Jornalista abre pela primeira vez o closet de sua avó Sylvia
Antonia com vestido Bergdorf Goodman garimpado da sua avó Foto: Pedro Henrique
Antonia com vestido Bergdorf Goodman garimpado da sua avó Foto: Pedro Henrique

Não conheci os meus avôs, minha avó materna faleceu quando eu tinha apenas sete anos; então, a vovó Sylvia concentrou todos os ônus e bônus de ser a matriarca da família e teve um papel muito importante na minha formação. Paulistana de Franca, foi viúva precocemente aos 48 anos de um homem que se apaixonou por ela quando ela ainda era jovem demais para casar. Marcello Leite Barbosa teve a paciência e a determinação de esperar que Sylvia concluísse os estudos para conduzi-la ao altar.
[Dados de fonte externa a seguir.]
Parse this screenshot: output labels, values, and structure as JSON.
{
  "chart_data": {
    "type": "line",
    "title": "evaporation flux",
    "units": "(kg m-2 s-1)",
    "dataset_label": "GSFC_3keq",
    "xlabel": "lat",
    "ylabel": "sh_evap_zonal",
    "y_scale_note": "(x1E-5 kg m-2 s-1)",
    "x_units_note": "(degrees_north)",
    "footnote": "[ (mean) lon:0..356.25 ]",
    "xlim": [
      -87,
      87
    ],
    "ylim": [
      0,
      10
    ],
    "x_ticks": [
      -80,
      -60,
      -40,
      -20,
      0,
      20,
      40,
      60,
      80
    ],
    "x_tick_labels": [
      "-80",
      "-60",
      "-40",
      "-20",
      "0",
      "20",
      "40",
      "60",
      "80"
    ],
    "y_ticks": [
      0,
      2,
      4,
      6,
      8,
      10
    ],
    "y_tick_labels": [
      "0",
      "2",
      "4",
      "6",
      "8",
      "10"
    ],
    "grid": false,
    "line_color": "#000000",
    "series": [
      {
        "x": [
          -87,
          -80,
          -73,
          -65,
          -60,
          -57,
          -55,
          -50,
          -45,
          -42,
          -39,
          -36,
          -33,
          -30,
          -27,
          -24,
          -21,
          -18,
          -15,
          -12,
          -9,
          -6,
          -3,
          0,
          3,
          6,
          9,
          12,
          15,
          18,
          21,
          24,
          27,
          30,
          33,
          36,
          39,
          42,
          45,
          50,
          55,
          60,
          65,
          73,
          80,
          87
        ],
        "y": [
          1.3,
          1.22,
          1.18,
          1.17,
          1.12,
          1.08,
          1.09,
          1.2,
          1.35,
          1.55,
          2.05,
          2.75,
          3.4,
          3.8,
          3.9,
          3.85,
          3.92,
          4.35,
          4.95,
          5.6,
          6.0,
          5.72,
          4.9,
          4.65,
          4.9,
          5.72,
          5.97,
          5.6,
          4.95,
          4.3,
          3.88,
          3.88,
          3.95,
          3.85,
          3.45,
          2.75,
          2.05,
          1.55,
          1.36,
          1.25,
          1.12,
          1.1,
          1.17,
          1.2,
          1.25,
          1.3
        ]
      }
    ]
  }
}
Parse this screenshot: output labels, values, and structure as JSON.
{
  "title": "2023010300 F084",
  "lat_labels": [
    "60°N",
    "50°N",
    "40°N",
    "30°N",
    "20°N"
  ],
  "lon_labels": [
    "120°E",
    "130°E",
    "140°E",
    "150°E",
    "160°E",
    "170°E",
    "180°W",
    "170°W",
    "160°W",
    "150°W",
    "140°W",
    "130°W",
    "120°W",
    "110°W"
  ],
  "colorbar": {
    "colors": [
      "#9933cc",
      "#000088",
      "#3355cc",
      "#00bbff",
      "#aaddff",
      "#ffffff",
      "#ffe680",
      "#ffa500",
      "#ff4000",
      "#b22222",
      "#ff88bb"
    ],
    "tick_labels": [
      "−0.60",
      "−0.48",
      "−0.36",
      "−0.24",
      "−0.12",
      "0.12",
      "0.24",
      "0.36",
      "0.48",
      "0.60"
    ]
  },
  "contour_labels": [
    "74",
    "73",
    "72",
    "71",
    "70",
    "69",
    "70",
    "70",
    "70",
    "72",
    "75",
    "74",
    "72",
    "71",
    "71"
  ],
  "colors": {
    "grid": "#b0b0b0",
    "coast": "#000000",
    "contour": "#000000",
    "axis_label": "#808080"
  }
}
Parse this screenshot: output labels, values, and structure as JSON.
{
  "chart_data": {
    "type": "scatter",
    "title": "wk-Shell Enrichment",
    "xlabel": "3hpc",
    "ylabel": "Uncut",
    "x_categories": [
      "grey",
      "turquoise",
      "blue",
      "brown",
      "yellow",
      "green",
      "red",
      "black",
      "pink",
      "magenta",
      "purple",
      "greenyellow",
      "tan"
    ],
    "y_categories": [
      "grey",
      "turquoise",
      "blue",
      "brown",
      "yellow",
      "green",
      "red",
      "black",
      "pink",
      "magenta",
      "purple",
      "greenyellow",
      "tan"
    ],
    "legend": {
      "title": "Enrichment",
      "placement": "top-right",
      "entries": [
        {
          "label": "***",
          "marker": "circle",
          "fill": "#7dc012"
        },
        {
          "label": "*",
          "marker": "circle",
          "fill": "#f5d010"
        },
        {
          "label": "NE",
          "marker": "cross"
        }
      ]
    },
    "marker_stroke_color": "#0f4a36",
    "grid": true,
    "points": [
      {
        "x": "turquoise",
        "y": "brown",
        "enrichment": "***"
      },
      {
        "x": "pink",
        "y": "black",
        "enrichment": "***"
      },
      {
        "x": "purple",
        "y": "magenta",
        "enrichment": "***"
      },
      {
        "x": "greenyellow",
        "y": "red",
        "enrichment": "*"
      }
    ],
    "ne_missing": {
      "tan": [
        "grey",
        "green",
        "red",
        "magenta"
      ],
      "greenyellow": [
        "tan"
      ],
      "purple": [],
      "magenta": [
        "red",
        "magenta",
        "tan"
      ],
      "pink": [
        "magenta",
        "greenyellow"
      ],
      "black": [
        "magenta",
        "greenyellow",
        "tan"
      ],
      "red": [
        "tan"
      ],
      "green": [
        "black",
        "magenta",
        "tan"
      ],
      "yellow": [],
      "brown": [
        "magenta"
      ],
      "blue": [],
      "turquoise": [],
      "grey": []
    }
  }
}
Essa história integra o livro sobre o cearense da Serra de Baturité que se mudou para o Rio em busca de melhores oportunidades, encantou-se com o mercado de capitais, chegou ao posto de presidente da Bolsa de Valores por três mandatos e fundou a corretora mais importante do país no início da década de 70. “Os Leite Barbosa, a saga da corretora que revolucionou o mercado” (Edições de Janeiro), escrito pelo jornalista George Vidor, chega às livrarias no fim do mês.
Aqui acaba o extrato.